The answer to the titular question posed by this eager-to-please indie effort from writer-director Gurinder Chandha is, ironically, both “Too little” and “Too much.” An ensemble comedy-drama about four diverse Los Angeles families–one Jewish, one Latino, one Vietnamese and one African-American–suffering the tribulations attendant to celebrating Thanksgiving, “What’s Cooking?” is certainly ambitious in terms of its breadth and construction, but too flabby in execution for its own good.

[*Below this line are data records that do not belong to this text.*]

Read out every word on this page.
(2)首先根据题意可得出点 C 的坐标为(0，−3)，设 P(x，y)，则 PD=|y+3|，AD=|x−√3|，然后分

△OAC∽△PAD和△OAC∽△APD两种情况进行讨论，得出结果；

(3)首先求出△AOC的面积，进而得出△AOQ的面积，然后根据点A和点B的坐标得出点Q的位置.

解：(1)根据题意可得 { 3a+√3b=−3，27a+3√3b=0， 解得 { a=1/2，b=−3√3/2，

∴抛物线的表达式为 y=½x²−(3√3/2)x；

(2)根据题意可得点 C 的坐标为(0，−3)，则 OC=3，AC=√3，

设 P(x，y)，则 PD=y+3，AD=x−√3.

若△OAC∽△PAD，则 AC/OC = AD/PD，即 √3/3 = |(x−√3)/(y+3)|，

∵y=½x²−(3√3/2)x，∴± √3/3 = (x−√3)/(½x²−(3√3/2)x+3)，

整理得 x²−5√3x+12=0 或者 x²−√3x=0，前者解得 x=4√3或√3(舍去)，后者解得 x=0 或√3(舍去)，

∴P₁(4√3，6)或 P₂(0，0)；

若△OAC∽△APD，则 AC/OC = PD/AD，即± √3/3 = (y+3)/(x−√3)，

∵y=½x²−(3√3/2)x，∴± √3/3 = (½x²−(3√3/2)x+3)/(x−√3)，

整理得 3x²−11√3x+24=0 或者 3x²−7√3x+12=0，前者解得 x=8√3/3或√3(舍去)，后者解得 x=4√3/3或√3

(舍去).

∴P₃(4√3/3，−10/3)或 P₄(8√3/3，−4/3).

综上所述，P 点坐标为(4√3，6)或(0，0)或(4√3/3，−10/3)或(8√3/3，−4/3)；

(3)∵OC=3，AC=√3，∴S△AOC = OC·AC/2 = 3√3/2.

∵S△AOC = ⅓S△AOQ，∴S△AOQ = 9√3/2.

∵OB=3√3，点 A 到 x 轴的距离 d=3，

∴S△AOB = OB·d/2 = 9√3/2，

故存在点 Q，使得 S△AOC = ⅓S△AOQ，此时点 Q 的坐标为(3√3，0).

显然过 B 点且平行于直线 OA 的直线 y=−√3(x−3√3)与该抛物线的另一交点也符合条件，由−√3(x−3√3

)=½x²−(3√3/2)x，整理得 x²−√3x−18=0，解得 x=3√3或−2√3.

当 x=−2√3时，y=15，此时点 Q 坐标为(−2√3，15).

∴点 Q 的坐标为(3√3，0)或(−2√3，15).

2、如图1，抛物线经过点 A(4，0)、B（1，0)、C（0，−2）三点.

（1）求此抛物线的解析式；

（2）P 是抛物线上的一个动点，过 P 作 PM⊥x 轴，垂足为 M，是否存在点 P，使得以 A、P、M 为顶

As the title suggests, the picture centers pictorially on the preparation and enjoyment of the dinners central to the four gatherings (though these sequences lack the sensual character of similar moments in films like “Babette’s Feast”), but the dramatic crux of the piece is on all the inevitably repressed antagonisms to be found among the plethora of characters. It’s rather like Jodie Foster’s “Home for the Holidays” multiplied by four. And though it happily avoids the comic shrillness of that lamentable 1995 flop, it instead uses a lot of soapoperatic tropes to extend obvious pleas for understanding, tolerance, diversity, assimilation and respect for tradition, all at once. The four sets of couples have a variety of difficulties to overcome, from philandering to in-law problems to concern about their children. The younger generation, meanwhile, endure stresses of their own–sexual, social and political–which put them at odds not only with their parents but with each other. It’s hardly surprising that the picture ends with a series of escalating climaxes, topped by a twist which enunciates a heavy-handed (and topographically implausible) “let’s all live together in harmony” message.

What saves the film from becoming as irritating as Foster’s is Chadha’s mostly easygoing directorial style, which, at least until the closing reel, avoids melodramatic excess, and a likable, restrained cast. Mercedes Ruehl and Lainie Kazan are nicely restrained as two of the mothers; Joan Chen and Alfre Woodard exhibit a greater tendency to overstatement, but they’re still fine. Maury Chaykin and Dennis Haysbert stand out as two of the dads, but both Francois Chau and Victor Rivers are good as well. Among the children Kyra Sedgwick is strong as a lesbian daughter who brings home her significant other (Julianna Margulies), to the consternation of some relatives, and Will Yun Lee and Douglas Spain are nicely realistic as two of the sons. On the other hand Kristy Wu and Brennan Louie overdo things a bit as siblings with lots of issues between them. Chandha handles most of the large remaining supporting cast well.

One shouldn’t be too hard on “What’s Cooking?” It has some pretty tasty ingredients, especially in the acting and occasionally in the writing as well. As a whole, however, the picture, if not indigestible, proves considerably less than an irresistible feast.